If your school doesn’t receive federal funding, it is not subject to FERPA. In that case, inform yourself and obtain a copy of the school’s privacy policies to understand what information can and cannot be shared without consent.
The opt-out must be provided to the school in writing by the parent or guardian of a minor child, or the adult student. Many schools include the required public notice in their yearly enrollment packages given to parents, guardians and adults student prior to the start of the academic school year. A written opt-out from the school's directory remains in effect while the student attends that school. To learn more, visit the U.S. Department of Education's website on FERPA student privacy.
While in the majority of cases FERPA supersedes Health Insurance Portability and Accountability Act of 1996 (HIPAA) in the educational setting, there are instances where FERPA and HIPAA interact together. For example, there is interaction between these laws when schools or colleges provide health care services to enrolled students.

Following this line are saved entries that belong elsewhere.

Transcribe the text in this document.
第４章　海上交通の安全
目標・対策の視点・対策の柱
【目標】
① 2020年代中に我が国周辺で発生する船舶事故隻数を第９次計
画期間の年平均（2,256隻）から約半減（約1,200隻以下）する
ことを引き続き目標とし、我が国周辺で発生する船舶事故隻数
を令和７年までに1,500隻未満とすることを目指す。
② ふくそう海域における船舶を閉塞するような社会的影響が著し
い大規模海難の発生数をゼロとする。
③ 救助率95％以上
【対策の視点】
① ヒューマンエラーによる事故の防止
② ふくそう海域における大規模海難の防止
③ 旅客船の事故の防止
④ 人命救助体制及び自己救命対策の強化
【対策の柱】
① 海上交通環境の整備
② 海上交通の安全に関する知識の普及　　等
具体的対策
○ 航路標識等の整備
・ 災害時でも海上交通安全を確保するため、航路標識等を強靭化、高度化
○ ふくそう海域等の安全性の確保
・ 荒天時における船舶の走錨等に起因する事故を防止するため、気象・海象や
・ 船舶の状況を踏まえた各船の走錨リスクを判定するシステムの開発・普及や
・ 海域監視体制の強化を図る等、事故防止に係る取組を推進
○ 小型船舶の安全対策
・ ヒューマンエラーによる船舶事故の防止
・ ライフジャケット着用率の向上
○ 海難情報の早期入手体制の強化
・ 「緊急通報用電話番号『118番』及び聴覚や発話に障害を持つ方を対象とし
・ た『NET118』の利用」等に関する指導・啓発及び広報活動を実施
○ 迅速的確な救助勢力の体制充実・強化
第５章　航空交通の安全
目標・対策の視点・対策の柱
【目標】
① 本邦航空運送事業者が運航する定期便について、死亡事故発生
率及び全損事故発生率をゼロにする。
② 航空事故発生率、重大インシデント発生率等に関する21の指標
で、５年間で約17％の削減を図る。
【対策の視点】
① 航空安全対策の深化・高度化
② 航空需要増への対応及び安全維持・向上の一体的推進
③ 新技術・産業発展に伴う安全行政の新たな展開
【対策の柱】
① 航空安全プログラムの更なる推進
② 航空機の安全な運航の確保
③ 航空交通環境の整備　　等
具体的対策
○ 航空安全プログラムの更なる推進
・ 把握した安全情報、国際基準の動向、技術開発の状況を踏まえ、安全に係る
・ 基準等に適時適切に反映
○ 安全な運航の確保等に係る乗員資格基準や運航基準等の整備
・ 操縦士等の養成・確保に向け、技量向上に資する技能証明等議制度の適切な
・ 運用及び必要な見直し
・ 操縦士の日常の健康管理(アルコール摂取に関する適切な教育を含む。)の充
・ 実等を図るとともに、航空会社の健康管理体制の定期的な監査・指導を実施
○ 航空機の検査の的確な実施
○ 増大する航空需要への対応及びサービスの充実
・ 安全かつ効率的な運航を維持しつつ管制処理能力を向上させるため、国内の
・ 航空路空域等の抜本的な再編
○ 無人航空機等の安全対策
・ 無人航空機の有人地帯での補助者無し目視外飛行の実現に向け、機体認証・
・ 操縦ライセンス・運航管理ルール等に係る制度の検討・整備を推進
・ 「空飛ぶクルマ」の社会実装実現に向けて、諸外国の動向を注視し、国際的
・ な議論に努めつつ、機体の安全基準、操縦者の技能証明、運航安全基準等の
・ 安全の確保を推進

To understand when both FERPA and HIPAA apply and how privacy is preserved, the U.S. Department of Education and the Department of Health and Human Services have issued joint guidance to inform school personnel and the public.
Under FERPA, violations must be reported within 180 days of the violation. The complaint is filed with the form provided to parents and guardians on the U.S. Department of Education’s website. Protecting and maintaining privacy when it comes to informed consent to vaccination and making voluntary vaccine decisions for minor children continues to be a hotly debated topic in America. Where privacy is protected by FERPA, violations can and should be reported.
If you believe your FERPA rights have been violated, filing a complaint against an educational institution is relatively easy. A claim must be filed within six months of the violation by the parent or guardian on behalf of a minor child, or by the adult student.
FERPA violations by educational institutions can result in the withholding of federal funds, a cease and desist order, or termination of eligibility for funding under any applicable program.